Contrast this with the growing alarm and anxiety that characterises the rise of China and its attempts to place its own nationals in existing IOs as well as creating new ones. The backroom deals that characterise the process of selecting leaders to IOs has been long-standing. That is one reason why most continue to hobble along as countries place their nationals to head these institutions, both for prestige and to pursue their national interests.
And China too is following this strategy: Its own nationals now head four of the 15 UN specialised agencies (it suffered a rare setback to head the World Intellectual Property Organisation last year). The contest between the West (and especially the US) and China to shape the global order is becoming manifest.
China’s efforts, its success, and more broadly its influence in IOs should certainly raise deep concerns, most notably the suppression of the inquiry into the origins of the coronavirus. Equally, though, Western countries have been anything but an exemplar in their commitment to international organisations (the US neutering of the World Trade Organisation’s Appellate Body under both Trump and Biden administrations is another recent example).
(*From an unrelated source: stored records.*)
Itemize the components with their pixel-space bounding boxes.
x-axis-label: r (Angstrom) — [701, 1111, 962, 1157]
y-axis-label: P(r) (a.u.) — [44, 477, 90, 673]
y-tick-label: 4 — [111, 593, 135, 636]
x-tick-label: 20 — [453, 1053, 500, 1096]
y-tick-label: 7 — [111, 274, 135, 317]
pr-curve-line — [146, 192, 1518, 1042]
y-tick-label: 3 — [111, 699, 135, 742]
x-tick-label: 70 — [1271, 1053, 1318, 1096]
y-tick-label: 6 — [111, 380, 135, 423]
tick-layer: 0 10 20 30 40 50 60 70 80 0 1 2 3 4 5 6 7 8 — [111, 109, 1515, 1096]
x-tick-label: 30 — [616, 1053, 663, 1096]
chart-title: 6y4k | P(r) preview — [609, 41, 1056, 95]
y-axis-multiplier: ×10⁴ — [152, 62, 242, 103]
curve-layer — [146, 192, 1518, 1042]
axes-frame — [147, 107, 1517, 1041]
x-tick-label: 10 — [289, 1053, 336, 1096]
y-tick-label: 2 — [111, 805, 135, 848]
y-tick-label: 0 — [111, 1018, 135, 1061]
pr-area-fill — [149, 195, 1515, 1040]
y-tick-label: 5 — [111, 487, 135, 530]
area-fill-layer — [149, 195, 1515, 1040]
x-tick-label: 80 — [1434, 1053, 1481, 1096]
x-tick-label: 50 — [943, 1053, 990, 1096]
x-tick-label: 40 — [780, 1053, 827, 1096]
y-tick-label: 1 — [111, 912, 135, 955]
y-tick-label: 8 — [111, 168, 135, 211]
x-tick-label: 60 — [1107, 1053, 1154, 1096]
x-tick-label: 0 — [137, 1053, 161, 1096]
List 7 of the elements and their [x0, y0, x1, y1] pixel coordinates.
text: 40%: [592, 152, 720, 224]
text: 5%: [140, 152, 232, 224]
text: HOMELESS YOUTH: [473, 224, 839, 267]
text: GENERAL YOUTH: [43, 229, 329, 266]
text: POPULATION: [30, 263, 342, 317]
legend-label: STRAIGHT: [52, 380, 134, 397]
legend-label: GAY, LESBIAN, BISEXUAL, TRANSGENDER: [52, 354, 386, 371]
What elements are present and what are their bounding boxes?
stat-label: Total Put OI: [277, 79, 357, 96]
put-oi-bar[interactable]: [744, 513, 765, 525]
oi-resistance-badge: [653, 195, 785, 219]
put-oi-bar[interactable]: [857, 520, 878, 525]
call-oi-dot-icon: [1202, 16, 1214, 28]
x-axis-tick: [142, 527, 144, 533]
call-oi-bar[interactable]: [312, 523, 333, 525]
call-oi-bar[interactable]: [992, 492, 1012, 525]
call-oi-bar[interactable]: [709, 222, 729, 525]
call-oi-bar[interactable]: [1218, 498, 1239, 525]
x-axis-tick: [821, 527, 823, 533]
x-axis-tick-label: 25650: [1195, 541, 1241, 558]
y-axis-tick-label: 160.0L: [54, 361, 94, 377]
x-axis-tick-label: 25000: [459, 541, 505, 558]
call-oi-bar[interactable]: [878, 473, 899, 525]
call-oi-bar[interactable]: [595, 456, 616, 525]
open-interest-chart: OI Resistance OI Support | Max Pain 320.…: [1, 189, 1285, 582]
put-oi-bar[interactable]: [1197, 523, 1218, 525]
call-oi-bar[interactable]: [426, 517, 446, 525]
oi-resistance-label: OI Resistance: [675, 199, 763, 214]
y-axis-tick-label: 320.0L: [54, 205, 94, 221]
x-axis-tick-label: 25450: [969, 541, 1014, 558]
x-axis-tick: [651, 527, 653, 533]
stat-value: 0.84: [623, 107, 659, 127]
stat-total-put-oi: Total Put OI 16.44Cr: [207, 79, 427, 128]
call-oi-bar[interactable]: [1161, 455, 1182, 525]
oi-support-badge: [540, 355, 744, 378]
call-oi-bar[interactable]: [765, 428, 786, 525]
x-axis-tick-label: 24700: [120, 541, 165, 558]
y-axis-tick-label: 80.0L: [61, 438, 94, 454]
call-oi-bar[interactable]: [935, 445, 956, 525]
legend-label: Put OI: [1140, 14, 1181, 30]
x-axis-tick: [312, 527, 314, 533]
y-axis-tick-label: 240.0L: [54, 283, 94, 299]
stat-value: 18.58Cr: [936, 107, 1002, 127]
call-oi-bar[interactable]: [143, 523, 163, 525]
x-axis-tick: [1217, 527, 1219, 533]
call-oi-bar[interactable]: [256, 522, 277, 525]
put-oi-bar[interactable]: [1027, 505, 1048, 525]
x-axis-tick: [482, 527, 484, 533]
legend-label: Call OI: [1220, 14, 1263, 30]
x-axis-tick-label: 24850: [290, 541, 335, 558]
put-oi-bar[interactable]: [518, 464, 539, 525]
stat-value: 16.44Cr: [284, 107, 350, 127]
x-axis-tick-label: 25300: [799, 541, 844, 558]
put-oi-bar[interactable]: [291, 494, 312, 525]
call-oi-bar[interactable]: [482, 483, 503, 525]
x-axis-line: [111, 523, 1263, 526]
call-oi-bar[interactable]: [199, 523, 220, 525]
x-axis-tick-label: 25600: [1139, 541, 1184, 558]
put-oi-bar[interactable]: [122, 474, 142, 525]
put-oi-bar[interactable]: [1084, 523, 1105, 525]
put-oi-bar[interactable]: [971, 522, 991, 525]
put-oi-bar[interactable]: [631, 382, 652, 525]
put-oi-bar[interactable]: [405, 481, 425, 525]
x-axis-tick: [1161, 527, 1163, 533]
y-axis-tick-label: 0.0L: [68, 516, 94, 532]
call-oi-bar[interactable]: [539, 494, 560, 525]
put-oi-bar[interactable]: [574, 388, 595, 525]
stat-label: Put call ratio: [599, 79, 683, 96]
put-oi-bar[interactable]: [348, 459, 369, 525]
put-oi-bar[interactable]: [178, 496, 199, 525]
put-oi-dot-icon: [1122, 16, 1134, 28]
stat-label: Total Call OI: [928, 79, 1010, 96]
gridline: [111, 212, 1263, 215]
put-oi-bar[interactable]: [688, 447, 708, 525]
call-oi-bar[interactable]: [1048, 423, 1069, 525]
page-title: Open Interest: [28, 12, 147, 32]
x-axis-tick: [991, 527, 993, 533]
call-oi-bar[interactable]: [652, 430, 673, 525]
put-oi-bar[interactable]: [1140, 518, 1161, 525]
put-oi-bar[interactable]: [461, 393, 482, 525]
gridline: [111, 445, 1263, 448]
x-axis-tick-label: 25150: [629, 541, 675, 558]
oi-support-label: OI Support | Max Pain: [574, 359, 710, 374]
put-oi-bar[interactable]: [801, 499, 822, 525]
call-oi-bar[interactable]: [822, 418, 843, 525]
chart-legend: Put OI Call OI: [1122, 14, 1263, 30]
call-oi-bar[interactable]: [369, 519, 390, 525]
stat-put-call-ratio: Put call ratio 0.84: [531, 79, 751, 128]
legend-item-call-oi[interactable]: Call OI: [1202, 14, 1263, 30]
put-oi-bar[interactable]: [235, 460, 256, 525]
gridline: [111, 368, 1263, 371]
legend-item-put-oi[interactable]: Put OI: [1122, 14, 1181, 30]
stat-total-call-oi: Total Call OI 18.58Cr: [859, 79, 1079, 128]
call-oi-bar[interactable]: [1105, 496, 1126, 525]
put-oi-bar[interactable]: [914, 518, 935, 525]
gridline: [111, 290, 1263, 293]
Looking ahead, if the US and Europe do not hold themselves to the standards they exhort to the rest of the world, their credibility and legitimacy will continue to ebb, ceding ground and soft power to geopolitical rivals.
So, global political leaders convening next week for the annual meetings of the Bank and Fund must act with urgency and conviction to stem the rot. They must open the selection of the heads of these institutions to the best candidate, regardless of nationality. And to pave the way for that as well as to clear up the current mess, David Malpass and Kristalina Georgieva, the current heads of the Bretton Woods institutions, both with a lot to answer for in the Doing Business saga, must go, now.
This column first appeared in the print edition on October 9, 2021 under the title ‘The rot at Bretton Woods’. Kapur, professor at Johns Hopkins University, is co-author of a history of the World Bank; and Subramanian, Senior Fellow at Brown University, was former Chief Economic Adviser, Government of India.